The shutdown goes on and on. But to tell the truth, I am so depressed by it that it hardly matters anymore. Outside the walls of my house in Beverly Hills, it’s just like “1984.” As some smart person wrote recently, wearing the most possible face covering, respirator, gloves, long-sleeved shirts — all of this has become a political statement. The statement is that we go along with The Party. If Big Brother Newsom says it, it’s true. It’s even truer than true, whatever that is.

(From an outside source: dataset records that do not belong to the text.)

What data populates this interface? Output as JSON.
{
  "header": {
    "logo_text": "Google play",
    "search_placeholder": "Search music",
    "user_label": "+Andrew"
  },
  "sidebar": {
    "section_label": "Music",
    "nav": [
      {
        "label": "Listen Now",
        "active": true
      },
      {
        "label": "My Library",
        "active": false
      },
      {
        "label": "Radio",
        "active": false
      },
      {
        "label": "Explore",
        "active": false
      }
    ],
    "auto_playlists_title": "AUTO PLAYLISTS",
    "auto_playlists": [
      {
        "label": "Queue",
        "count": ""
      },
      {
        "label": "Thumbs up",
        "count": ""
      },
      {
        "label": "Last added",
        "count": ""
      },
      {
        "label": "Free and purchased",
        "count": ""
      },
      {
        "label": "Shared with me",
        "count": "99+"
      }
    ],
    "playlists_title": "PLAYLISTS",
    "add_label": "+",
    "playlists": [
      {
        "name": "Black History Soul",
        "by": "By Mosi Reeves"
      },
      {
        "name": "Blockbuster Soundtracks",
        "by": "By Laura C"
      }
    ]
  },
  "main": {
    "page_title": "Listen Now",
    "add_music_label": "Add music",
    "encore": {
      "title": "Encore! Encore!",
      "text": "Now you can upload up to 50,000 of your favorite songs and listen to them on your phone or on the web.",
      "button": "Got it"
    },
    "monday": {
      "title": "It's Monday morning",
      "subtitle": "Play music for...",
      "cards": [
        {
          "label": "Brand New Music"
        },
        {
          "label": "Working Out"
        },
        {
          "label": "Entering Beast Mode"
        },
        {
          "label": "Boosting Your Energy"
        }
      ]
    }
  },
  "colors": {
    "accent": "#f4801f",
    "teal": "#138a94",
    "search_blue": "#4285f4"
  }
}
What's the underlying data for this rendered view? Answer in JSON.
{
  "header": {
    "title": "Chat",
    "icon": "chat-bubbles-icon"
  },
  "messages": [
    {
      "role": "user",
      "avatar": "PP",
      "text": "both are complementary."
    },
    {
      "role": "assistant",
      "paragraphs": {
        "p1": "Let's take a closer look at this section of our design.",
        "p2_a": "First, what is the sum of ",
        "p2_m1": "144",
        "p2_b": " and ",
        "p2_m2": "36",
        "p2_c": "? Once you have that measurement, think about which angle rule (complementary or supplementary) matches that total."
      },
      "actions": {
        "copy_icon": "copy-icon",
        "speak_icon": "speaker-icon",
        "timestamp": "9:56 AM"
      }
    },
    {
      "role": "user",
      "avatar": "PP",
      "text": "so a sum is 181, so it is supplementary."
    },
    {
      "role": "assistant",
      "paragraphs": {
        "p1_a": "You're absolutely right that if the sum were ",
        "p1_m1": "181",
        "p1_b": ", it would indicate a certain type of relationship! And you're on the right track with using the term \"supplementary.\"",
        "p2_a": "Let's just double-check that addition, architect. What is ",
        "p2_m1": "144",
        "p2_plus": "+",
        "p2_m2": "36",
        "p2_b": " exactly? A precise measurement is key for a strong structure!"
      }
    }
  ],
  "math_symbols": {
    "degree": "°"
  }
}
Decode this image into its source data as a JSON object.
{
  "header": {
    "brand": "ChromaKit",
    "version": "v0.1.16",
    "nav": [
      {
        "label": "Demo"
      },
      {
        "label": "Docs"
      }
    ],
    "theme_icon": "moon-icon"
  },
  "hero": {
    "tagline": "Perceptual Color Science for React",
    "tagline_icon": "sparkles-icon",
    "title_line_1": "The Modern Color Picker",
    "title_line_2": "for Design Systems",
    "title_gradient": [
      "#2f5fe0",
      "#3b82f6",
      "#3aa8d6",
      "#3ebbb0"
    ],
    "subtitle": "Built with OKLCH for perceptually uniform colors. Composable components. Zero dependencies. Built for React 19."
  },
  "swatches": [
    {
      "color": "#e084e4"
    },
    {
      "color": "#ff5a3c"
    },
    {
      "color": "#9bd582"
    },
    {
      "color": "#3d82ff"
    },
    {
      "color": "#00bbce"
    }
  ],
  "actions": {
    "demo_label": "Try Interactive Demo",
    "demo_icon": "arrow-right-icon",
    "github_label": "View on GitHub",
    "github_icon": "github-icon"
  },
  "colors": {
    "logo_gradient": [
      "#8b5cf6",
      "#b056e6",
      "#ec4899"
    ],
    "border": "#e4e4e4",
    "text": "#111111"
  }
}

Still, I manage to maintain a little sliver of sanity. I have many homes, and Brother Newsom has decreed that we can go to our homes. I take Him at His word and go to Malibu almost every other day, eat pizza, and read a book about World War II that my former best friend, Bethany, gave me years ago. I then lie down and sleep with the Pacific out the window.

Then I awake and go back along the ocean, on the glorious Pacific Coast Highway, into Pacific Palisades, then into Brentwood, a fancy, ultra-PC neighborhood. There I stop at a drug store that carries toys. My wife’s favorite nurse, the charming Gemma, collects steel model cars. I pick out a couple of them for her and then go home.

I usually have salmon or sole that I bought in Malibu at the super store – The Vintage. I sauté it for our little household. We turn on Forensic Files and eat.

If I were a woman, I would not take one step without a pistol in my pocketbook.

The evil in the human heart as revealed in Forensic Files is breathtaking. Parents killing their children. (But why are we outraged by that in an America in which abortion is not only legal but cheered on by one party?) Children killing their parents. Most especially husbands and wives killing each other.

Men killing women because the women spurned their crude sexual advances. Men killing women just because the women are in the wrong place at the wrong time.

If I were a woman, I would not take one step without a pistol in my pocketbook. It’s scary as heck to be a woman, as far as I can see. Your life is on the line all of the time, and the more lovely and friendly you are, the more your life is on the line.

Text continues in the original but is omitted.